Section 2. Upon approval by a majority of the Division members voting at any regular Division meeting, the Division may affiliate with a common interest organization provided that: 1. The objectives of such organizations are consistent with those of the Division and of the Association and 2. The activities or such organizations are not in conflict with Article I, Sections 3, 4, and 5 of the Association Bylaws. The Division may disaffiliate with the common interest organization on the recommendation of the Executive Board and a majority vote of members present at any regular Division Meeting. Any other affiliation, including that with a national or international organization, shall be approved by the Association Board of Directors. Notices of affiliations and disaffiliations shall be reported to the Association.


ARTICLE XII. DISSOLUTION AND MERGER

Section 1. The Division may petition for dissolution, or for merger with another Division, by mail vote of its membership, the ballots to be mailed not more than forty-five days after an annual business meeting at which a majority of the members present votes that it no longer meets the needs of the membership. If two-thirds of the mail ballots returned favor dissolution, or merger, the petition shall be submitted to the Division Cabinet Officers for presentation to the Association Board of Directors which shall make the final decision.

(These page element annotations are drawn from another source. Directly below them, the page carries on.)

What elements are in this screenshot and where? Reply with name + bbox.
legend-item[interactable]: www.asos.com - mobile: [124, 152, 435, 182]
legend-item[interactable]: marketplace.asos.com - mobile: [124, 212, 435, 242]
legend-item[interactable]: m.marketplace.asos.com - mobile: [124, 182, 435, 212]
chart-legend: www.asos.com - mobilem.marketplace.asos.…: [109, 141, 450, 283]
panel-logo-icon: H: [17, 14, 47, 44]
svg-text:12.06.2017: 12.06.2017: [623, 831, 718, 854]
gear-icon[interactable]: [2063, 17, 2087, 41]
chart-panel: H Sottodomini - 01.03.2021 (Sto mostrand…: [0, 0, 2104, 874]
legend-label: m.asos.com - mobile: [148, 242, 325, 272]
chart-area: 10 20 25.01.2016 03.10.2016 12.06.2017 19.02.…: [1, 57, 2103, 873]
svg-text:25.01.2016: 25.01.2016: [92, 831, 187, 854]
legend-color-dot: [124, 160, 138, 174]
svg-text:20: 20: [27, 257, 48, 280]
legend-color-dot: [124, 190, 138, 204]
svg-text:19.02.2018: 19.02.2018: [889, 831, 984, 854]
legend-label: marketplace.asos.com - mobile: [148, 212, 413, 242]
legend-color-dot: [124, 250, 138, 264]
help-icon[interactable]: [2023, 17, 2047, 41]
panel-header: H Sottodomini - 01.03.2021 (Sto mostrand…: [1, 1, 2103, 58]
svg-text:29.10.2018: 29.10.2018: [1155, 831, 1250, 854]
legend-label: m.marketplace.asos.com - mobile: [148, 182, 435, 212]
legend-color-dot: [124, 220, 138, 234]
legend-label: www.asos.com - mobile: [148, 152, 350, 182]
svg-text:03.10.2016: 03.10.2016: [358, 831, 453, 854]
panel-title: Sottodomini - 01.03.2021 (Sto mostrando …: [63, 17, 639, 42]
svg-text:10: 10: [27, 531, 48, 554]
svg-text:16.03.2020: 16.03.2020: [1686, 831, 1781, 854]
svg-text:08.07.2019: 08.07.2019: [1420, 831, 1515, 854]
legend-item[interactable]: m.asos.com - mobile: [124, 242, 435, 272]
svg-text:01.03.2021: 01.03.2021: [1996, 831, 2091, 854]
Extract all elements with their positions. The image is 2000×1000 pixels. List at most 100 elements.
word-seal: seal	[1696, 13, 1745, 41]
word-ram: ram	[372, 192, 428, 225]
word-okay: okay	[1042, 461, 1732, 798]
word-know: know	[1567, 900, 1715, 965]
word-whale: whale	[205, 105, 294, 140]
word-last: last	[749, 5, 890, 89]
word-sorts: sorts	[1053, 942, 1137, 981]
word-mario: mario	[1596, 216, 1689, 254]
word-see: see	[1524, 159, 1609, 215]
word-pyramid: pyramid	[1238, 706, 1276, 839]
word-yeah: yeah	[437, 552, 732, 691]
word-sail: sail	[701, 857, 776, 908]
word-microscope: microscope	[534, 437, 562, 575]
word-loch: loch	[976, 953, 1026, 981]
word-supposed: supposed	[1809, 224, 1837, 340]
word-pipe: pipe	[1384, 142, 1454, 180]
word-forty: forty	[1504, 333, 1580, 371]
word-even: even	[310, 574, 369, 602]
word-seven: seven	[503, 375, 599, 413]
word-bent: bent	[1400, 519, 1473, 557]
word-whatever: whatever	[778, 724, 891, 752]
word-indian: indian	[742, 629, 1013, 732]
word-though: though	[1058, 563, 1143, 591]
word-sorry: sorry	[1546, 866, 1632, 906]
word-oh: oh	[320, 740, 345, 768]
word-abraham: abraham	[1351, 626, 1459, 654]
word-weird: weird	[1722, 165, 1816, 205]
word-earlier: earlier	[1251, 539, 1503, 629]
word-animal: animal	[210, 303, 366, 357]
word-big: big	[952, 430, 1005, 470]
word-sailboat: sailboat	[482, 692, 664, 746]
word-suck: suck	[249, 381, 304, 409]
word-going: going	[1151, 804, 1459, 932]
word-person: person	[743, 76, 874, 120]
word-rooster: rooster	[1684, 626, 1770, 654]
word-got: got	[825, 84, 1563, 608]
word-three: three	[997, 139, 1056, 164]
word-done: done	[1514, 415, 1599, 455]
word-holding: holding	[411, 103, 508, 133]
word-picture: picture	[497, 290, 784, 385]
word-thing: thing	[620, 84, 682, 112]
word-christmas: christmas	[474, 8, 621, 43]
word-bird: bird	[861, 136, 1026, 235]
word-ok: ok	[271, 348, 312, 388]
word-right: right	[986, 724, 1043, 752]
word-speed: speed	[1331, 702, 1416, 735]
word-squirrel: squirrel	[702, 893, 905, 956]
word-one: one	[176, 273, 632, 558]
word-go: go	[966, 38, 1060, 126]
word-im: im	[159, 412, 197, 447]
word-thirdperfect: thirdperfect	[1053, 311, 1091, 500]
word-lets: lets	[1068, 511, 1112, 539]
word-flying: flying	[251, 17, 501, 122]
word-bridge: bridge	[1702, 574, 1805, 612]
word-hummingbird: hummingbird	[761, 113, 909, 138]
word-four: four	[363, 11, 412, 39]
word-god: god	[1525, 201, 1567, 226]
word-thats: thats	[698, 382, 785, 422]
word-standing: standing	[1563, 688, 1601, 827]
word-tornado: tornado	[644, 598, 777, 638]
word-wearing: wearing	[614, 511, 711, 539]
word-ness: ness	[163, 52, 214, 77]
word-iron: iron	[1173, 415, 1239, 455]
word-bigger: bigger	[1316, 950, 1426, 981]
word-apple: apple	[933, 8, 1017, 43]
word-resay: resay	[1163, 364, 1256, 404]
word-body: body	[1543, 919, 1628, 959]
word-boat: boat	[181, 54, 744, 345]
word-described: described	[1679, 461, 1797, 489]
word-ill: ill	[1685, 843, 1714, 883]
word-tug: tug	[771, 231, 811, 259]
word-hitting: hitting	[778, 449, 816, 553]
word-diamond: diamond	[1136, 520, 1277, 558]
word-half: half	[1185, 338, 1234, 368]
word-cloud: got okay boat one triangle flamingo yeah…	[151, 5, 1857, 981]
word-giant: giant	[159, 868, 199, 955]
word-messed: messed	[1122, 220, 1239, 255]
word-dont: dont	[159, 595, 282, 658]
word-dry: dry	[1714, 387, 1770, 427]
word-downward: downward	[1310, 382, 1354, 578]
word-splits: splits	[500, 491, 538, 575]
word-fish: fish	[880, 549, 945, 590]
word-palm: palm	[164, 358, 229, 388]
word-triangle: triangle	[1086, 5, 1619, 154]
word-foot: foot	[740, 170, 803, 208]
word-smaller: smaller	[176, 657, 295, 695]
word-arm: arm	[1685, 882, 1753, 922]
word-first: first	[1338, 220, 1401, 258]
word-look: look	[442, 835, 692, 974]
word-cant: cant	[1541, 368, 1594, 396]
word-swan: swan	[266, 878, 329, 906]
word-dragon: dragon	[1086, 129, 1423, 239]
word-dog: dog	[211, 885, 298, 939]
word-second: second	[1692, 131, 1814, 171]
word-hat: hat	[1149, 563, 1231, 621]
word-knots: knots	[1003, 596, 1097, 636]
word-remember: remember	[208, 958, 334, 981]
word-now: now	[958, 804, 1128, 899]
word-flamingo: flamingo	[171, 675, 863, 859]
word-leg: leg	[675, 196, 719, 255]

Section 2. In the event of dissolution, all assets of the Division shall revert to the Association. In the event of merger, assets shall become a part of the new merged unit, as decided upon by the bodies concerned. Any other assets shall revert to the Association.


ARTICLE XIII. AMENDMENTS

Section 1. These Bylaws may be amended by a two thirds vote of the members present and voting at any Division meeting, provided written notice containing the text of the proposed amendment has been sent to each member at least thirty days before the meeting at which it is to be considered.

Section 2. Amendments may be proposed by the Executive Board, the Bylaws Committee, or ten members of the Division. Proposals originating in the Executive Board or in the Bylaws Committee shall be approved by a two thirds vote of the Board before submission to the members. Proposals originating by petition shall be submitted in writing to the Executive Board and shall be presented to the members with the recommendations of the Board.

Section 3. Any revision in or amendments to the Division Bylaws shall be submitted to the Association Bylaws Committee for review before presentation to the Division membership.